Revenir de l'enfer est un exploit que d'autres hommes politiques français sont parvenus à accomplir. Dans le fameux sondage du Parisien magazine, la personnalité qui arrive juste derrière DSK est d'ailleurs Alain Juppé, avec 55% des voix. L'actuel maire de Bordeaux, condamné en 2004 à quatorze mois de prison avec sursis et un an d'inéligibilité dans l'affaire des emplois fictifs de la mairie de Paris, est l'exemple type de la rédemption politique réussie, comme l'explique le Huffington Post.

Laurent Fabius, qui caracole actuellement en tête des sondages de popularité avec 61% d'opinions favorables, a lui aussi connu une traversée du désert à partir de 1991, après sa mise en cause dans l'affaire du sang contaminé, comme le détaillait Libération à l'époque. L'ancien Premier ministre a par la suite été définitivement innocenté, en 1999.

Mais à la différence de ces deux ministres revenus dans le cœur des Français, c'est pour des ennuis personnels et liés aux mœurs que DSK est tombé en disgrâce. Aucun précédent comparable n'existe à ce jour dans la vie politique française. "Les seuls hommes politiques bannis pour des affaires liées à la morale puis réhabilités sont Louis Malvy et Joseph Caillaux, arrêtés pour 'trahison' et 'intelligence avec l'Allemagne' en 1918, explique Christian Delporte. Mais on est très loin des affaires de mœurs de Dominique Strauss-Kahn, dont l'image est trop affectée auprès des Français."
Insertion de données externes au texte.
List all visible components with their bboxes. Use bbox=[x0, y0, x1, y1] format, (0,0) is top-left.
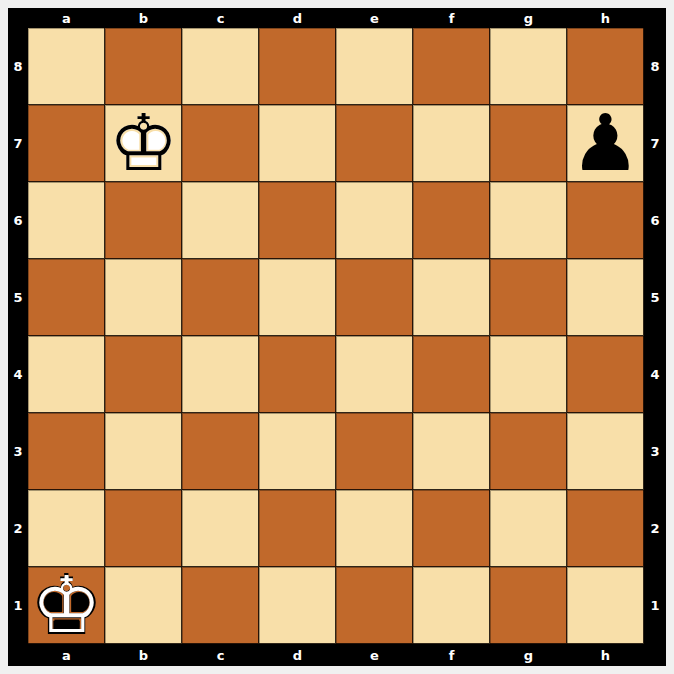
square-a1[interactable]: ♚♚♔ bbox=[28, 567, 105, 644]
square-h3[interactable] bbox=[567, 413, 644, 490]
square-h4[interactable] bbox=[567, 336, 644, 413]
square-f8[interactable] bbox=[413, 28, 490, 105]
white-king[interactable]: ♚♔ bbox=[105, 105, 182, 182]
square-f5[interactable] bbox=[413, 259, 490, 336]
file-label-g: g bbox=[490, 8, 567, 28]
square-b2[interactable] bbox=[105, 490, 182, 567]
file-labels-top: abcdefgh bbox=[28, 8, 644, 28]
square-c3[interactable] bbox=[182, 413, 259, 490]
file-label-e: e bbox=[336, 8, 413, 28]
white-king-outline-glyph: ♔ bbox=[105, 105, 182, 182]
square-a3[interactable] bbox=[28, 413, 105, 490]
rank-label-1: 1 bbox=[644, 567, 666, 644]
square-b7[interactable]: ♚♔ bbox=[105, 105, 182, 182]
square-a4[interactable] bbox=[28, 336, 105, 413]
file-label-c: c bbox=[182, 8, 259, 28]
frame-corner-top-left bbox=[8, 8, 28, 28]
frame-corner-top-right bbox=[644, 8, 666, 28]
rank-label-6: 6 bbox=[8, 182, 28, 259]
page-background: abcdefgh 87654321 ♚♔♟♚♚♔ 87654321 abcdef… bbox=[0, 0, 674, 674]
square-c5[interactable] bbox=[182, 259, 259, 336]
square-e2[interactable] bbox=[336, 490, 413, 567]
rank-label-2: 2 bbox=[8, 490, 28, 567]
square-c8[interactable] bbox=[182, 28, 259, 105]
file-label-a: a bbox=[28, 8, 105, 28]
square-d7[interactable] bbox=[259, 105, 336, 182]
black-pawn[interactable]: ♟ bbox=[567, 105, 644, 182]
square-d1[interactable] bbox=[259, 567, 336, 644]
rank-label-7: 7 bbox=[644, 105, 666, 182]
square-d6[interactable] bbox=[259, 182, 336, 259]
file-label-h: h bbox=[567, 644, 644, 666]
square-f6[interactable] bbox=[413, 182, 490, 259]
rank-labels-right: 87654321 bbox=[644, 28, 666, 644]
square-c7[interactable] bbox=[182, 105, 259, 182]
square-d5[interactable] bbox=[259, 259, 336, 336]
square-b4[interactable] bbox=[105, 336, 182, 413]
square-e6[interactable] bbox=[336, 182, 413, 259]
square-d4[interactable] bbox=[259, 336, 336, 413]
square-c6[interactable] bbox=[182, 182, 259, 259]
rank-label-6: 6 bbox=[644, 182, 666, 259]
square-a5[interactable] bbox=[28, 259, 105, 336]
square-h7[interactable]: ♟ bbox=[567, 105, 644, 182]
square-f7[interactable] bbox=[413, 105, 490, 182]
square-g7[interactable] bbox=[490, 105, 567, 182]
frame-corner-bottom-left bbox=[8, 644, 28, 666]
square-g8[interactable] bbox=[490, 28, 567, 105]
square-a8[interactable] bbox=[28, 28, 105, 105]
rank-label-4: 4 bbox=[8, 336, 28, 413]
square-h6[interactable] bbox=[567, 182, 644, 259]
square-b1[interactable] bbox=[105, 567, 182, 644]
rank-label-8: 8 bbox=[8, 28, 28, 105]
square-b3[interactable] bbox=[105, 413, 182, 490]
square-b5[interactable] bbox=[105, 259, 182, 336]
rank-label-5: 5 bbox=[8, 259, 28, 336]
square-h8[interactable] bbox=[567, 28, 644, 105]
file-label-f: f bbox=[413, 8, 490, 28]
square-e1[interactable] bbox=[336, 567, 413, 644]
black-king[interactable]: ♚♚♔ bbox=[28, 567, 105, 644]
black-king-detail-glyph: ♔ bbox=[28, 567, 105, 644]
file-labels-bottom: abcdefgh bbox=[28, 644, 644, 666]
square-c4[interactable] bbox=[182, 336, 259, 413]
file-label-f: f bbox=[413, 644, 490, 666]
file-label-e: e bbox=[336, 644, 413, 666]
square-c2[interactable] bbox=[182, 490, 259, 567]
square-e3[interactable] bbox=[336, 413, 413, 490]
rank-labels-left: 87654321 bbox=[8, 28, 28, 644]
frame-corner-bottom-right bbox=[644, 644, 666, 666]
file-label-b: b bbox=[105, 8, 182, 28]
square-d8[interactable] bbox=[259, 28, 336, 105]
square-d3[interactable] bbox=[259, 413, 336, 490]
square-b6[interactable] bbox=[105, 182, 182, 259]
square-f4[interactable] bbox=[413, 336, 490, 413]
square-c1[interactable] bbox=[182, 567, 259, 644]
file-label-c: c bbox=[182, 644, 259, 666]
square-f2[interactable] bbox=[413, 490, 490, 567]
rank-label-3: 3 bbox=[8, 413, 28, 490]
square-e5[interactable] bbox=[336, 259, 413, 336]
square-h5[interactable] bbox=[567, 259, 644, 336]
square-b8[interactable] bbox=[105, 28, 182, 105]
square-g1[interactable] bbox=[490, 567, 567, 644]
chess-board: ♚♔♟♚♚♔ bbox=[28, 28, 644, 644]
rank-label-2: 2 bbox=[644, 490, 666, 567]
file-label-d: d bbox=[259, 8, 336, 28]
square-e8[interactable] bbox=[336, 28, 413, 105]
file-label-b: b bbox=[105, 644, 182, 666]
square-f1[interactable] bbox=[413, 567, 490, 644]
square-e4[interactable] bbox=[336, 336, 413, 413]
square-h2[interactable] bbox=[567, 490, 644, 567]
file-label-h: h bbox=[567, 8, 644, 28]
square-g6[interactable] bbox=[490, 182, 567, 259]
square-g3[interactable] bbox=[490, 413, 567, 490]
file-label-g: g bbox=[490, 644, 567, 666]
black-pawn-glyph: ♟ bbox=[567, 105, 644, 182]
square-g5[interactable] bbox=[490, 259, 567, 336]
rank-label-4: 4 bbox=[644, 336, 666, 413]
file-label-d: d bbox=[259, 644, 336, 666]
rank-label-3: 3 bbox=[644, 413, 666, 490]
rank-label-7: 7 bbox=[8, 105, 28, 182]
chess-board-frame: abcdefgh 87654321 ♚♔♟♚♚♔ 87654321 abcdef… bbox=[8, 8, 666, 666]
rank-label-5: 5 bbox=[644, 259, 666, 336]
square-f3[interactable] bbox=[413, 413, 490, 490]
square-a2[interactable] bbox=[28, 490, 105, 567]
square-h1[interactable] bbox=[567, 567, 644, 644]
square-e7[interactable] bbox=[336, 105, 413, 182]
square-g2[interactable] bbox=[490, 490, 567, 567]
square-a7[interactable] bbox=[28, 105, 105, 182]
square-a6[interactable] bbox=[28, 182, 105, 259]
square-g4[interactable] bbox=[490, 336, 567, 413]
square-d2[interactable] bbox=[259, 490, 336, 567]
rank-label-8: 8 bbox=[644, 28, 666, 105]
Non, mais ses idées, peut-être...

Dans le cercle des ex-strauss-kahniens, on a accueilli avec prudence le sondage du Parisien. Michèle Sabban, vice-présidente socialiste de la région Ile-de-France, interrogée par L'Express, s'agace des interrogations sur un retour : "Autant interroger [la voyante] Elizabeth Teissier !" Jean-Marie Le Guen, député PS de Paris cité par Le Nouvel Observateur, estime pour sa part que l'étude non publiée a bien un sens politique : "Le retour en politique de DSK n'aurait aucun sens, mais ce sondage prouve en revanche que l'orientation politique qu'il prônait était la bonne."

A l'heure où l'aile gauche du PS tire à boulets rouges sur la stratégie économique de l'exécutif, ce regain d'intérêt pour DSK, ex-héraut du social-libéralisme à la française, ne serait ainsi pas une si mauvaise nouvelle pour François Hollande, engagé dans un nouveau virage social-libéral.